I am trying to calculate, using a while loop, the sum of all numbers from 20 to 100. It calculates, but I am 100% sure it is wrong.
My code is:
num = 20
sum = 0
i = 0
while num <= 100:
for i in range(0, num + 1):
sum = num + 1
num = num + 1
continue
print(sum)
The result is 167. But I know it has to be 210.
I tried various changes: for example, changed the position of num = num + 1 to after the for loop, but it does not work properly.
Here is a program that sums the integers from 20 to 100, inclusive:
sum = 0
for i in range(20, 101):
sum += i
print("Sum: %d" %sum)
I saved this to a file called sumbyloop.py and ran the following command:
% python sumbyloop.py
Sum: 4860
We can verify this answer mathematically.
SUM(20 to 100) = (100 - 20 + 1)(100 + 20)/2 = 81*60 = 4860 [see footnotes]
Also, the sum of all integers from 20 to 100 inclusive is not 210, since 100+99+98 is already a value that exceeds 210.
So I think the sum from 20 to 100 inclusive is 4860.
I hope this answer helps. You asked an excellent question.
One more comment: A for loop is especially suited to this task. We can accomplish the task of summing numbers using a for loop. The range function was made for tasks like this. The function call range(a, b+1) returns a list of numbers from a to b inclusive.
% python
>>> r = range(1, 10)
>>> r
range(1, 10)
>>> list(r)
[1, 2, 3, 4, 5, 6, 7, 8, 9]
Footnotes:
[1] We can calculate the sum of an arithmetic series by multiplying the number of terms (n) with the average of the first and last term (first term + last term)/2. Thus s = n(a + b)/2 where a is the first term and b is the last term. The value (a + b)/2 is the average of the first and last term and n is the number of terms in the series. This formula works for arithmetic series: series where each term increases by a constant difference.
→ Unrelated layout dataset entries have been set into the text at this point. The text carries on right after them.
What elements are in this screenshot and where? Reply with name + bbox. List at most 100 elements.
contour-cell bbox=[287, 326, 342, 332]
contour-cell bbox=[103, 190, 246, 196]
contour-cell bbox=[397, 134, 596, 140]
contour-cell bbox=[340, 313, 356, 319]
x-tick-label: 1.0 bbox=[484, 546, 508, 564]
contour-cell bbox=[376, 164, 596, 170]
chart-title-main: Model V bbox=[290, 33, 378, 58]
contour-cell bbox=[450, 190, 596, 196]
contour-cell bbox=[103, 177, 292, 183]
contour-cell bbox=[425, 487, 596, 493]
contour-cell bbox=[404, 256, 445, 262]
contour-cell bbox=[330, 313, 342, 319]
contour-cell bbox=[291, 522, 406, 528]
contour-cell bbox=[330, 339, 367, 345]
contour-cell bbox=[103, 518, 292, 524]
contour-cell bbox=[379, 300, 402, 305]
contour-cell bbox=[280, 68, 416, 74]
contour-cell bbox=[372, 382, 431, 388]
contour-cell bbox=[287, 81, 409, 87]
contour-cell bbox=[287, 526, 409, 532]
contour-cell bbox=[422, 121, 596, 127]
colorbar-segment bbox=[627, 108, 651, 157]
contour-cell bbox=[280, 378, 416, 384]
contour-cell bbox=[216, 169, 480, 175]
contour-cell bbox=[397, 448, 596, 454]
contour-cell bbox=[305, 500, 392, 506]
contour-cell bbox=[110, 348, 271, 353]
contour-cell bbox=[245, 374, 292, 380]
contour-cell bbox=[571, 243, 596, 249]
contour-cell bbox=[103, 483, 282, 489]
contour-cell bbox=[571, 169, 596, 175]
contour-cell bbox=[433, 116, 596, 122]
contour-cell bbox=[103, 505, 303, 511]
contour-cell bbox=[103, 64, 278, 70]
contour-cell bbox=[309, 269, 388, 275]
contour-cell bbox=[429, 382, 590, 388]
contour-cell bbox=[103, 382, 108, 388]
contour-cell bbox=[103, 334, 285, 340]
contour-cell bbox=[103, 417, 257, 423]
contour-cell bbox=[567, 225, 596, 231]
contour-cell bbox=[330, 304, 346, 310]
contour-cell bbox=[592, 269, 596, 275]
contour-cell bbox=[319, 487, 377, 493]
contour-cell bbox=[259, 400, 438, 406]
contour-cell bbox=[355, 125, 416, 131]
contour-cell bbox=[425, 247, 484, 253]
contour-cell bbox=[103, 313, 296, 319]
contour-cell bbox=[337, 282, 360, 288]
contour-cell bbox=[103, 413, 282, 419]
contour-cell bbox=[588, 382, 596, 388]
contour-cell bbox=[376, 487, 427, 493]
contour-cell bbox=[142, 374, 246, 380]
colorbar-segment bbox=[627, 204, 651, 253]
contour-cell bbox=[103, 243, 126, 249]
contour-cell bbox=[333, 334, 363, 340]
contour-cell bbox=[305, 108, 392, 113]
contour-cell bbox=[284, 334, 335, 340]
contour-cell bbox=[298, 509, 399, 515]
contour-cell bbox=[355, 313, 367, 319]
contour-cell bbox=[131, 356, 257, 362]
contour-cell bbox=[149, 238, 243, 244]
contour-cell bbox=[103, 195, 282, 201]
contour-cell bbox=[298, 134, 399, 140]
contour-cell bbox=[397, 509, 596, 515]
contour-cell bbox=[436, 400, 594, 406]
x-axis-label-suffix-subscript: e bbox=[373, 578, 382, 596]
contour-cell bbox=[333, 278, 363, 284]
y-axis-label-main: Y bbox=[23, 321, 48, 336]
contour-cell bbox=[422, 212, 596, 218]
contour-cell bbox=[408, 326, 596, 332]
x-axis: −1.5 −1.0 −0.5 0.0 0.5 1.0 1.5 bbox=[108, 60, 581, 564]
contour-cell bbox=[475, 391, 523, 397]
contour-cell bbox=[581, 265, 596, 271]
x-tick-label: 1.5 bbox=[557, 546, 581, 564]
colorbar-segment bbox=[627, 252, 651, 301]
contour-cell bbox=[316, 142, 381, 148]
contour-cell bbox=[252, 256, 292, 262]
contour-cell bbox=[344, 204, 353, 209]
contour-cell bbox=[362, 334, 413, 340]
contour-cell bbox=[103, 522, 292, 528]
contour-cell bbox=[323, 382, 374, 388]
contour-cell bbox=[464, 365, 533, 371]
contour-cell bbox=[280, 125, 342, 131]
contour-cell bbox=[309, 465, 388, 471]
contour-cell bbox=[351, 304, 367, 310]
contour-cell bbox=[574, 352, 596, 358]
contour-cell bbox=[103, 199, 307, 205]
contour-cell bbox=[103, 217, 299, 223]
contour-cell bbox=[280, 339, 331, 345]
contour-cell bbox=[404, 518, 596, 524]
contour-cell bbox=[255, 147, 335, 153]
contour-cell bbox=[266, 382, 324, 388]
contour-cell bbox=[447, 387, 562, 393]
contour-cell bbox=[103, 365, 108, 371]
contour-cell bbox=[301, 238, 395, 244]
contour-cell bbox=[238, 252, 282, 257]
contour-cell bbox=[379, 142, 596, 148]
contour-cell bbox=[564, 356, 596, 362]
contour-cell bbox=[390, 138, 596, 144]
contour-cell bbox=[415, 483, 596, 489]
[2] In the series sum(20, 100, 1) there are 100-20+1=81 terms and the average term is 60. So sum(20, 100, 1)=81*60=4860. I'm using the notation sum(20, 100, 1) to mean the series in which the first term is 20, the last term is 100, and the difference between successive terms is 1. This formula for the sum of an arithmetic series was famously proven by Carl Friedrich Gauss. Gauss showed that the sum of an arithmetic series is the number of terms times the average term.